Adrian Zandberg zabrał głos w sprawie kontrowersji wokół wyboru nowych sędziów Trybunału Konstytucyjnego. Polityk lewicowej formacji pozaparlamentarnej pochwalił inicjatywę Rzecznika Praw Obywatelskich i mocno skrytykował PiS i PO.
- Wniosek rzecznika przypomina, że to nie kolejna przepychanka między Kaczyńskim i Kopacz, a kwestia elementarnych standardów – napisał na Facebooku Zandberg. - W demokratycznym państwie nie powinno się - jak Platforma - manipulować terminami, żeby zapewnić sobie możliwość wyboru dodatkowych sędziów. Potem krytykuje też PiS.
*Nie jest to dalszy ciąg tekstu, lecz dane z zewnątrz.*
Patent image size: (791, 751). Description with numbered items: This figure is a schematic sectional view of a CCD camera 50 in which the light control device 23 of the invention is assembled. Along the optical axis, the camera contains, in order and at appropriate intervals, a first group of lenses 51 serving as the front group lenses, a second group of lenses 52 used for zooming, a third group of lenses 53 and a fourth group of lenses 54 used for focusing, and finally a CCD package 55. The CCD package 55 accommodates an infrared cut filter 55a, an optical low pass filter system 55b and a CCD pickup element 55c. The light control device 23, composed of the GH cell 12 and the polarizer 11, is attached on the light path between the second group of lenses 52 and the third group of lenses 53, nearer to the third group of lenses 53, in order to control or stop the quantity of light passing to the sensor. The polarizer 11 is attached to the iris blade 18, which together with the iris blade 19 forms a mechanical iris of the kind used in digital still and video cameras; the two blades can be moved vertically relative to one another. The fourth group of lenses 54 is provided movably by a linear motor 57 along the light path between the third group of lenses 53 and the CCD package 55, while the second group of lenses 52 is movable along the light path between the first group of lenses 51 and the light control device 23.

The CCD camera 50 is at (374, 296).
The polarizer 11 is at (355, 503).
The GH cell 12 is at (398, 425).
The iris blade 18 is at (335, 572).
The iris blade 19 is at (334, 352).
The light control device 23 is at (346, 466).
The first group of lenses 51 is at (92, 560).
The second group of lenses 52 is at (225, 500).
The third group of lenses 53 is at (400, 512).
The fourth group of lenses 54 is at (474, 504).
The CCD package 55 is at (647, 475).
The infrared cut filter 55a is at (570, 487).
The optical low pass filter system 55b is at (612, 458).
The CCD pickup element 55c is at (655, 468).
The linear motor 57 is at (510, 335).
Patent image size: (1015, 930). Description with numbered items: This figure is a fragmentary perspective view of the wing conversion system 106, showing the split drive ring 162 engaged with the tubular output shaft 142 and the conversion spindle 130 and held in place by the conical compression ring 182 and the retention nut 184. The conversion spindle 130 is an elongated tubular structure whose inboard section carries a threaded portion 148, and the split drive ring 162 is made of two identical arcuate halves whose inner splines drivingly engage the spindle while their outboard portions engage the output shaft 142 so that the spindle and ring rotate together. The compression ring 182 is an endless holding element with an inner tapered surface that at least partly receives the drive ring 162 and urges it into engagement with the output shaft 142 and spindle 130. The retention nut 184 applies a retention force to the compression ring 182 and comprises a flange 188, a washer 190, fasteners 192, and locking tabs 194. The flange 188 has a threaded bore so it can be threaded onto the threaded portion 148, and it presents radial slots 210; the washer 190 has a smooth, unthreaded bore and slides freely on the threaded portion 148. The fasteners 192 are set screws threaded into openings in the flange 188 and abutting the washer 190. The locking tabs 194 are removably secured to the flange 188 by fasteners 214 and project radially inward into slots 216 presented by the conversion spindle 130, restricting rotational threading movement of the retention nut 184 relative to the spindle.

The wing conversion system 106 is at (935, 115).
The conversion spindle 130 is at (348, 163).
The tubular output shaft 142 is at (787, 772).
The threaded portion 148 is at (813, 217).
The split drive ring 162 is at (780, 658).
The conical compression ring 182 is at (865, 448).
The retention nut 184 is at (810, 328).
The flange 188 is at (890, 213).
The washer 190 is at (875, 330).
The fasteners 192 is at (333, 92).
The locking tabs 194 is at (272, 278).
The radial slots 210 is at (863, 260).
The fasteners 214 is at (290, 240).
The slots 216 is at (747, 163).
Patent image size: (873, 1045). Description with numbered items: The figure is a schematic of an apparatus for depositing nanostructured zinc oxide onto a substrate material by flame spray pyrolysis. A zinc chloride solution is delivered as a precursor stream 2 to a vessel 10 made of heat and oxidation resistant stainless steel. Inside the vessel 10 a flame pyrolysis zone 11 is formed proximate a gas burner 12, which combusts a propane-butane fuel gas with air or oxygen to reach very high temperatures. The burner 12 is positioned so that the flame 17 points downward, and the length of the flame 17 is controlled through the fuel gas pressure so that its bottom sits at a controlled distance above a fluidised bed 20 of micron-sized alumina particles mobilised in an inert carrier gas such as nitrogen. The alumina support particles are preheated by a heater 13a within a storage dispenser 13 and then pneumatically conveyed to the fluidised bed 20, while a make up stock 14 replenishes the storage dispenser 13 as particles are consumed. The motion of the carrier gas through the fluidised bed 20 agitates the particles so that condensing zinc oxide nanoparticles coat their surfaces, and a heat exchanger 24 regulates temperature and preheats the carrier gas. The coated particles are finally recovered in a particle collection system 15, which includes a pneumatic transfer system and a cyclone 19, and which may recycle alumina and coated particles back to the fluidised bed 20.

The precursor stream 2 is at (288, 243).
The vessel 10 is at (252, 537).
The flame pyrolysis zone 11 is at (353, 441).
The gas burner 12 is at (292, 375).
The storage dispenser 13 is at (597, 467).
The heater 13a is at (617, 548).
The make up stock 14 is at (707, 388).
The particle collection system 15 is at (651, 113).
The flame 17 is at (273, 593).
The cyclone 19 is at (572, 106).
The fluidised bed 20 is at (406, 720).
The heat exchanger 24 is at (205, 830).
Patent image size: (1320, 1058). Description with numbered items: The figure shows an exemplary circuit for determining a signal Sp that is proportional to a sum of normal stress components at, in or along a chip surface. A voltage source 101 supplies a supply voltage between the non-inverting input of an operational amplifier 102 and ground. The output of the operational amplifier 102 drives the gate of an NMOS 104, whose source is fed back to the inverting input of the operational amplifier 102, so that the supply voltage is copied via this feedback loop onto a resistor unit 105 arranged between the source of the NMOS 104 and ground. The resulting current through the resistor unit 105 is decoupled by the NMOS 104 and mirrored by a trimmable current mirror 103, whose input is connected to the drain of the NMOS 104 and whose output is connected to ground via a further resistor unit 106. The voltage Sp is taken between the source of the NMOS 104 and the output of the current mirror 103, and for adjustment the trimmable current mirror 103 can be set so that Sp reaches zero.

Zandberg o upolitycznieniu TK
Polityk nie pochwala jednak wcześniejszych decyzji Trybunału. Wyraził się sceptycznie o jego wyrokach w przeszłych sprawach. Pyta, czy niezależność sędziów trybunału jest zagwarantowana, i czy nie powinno się zastanowić nad wprowadzeniem w system prawa w Polsce nowych rozwiązań.
- Można się zastanowić, czy sędziowie Trybunału powinni mieć tak wielką władzę polityczną, czy np. Sejm nie powinien mieć jednak prawa do odrzucenia orzeczeń Trybunału większością dwóch trzecich głosów (tak jak to miało miejsce do 1999 roku) – pisał Zandberg.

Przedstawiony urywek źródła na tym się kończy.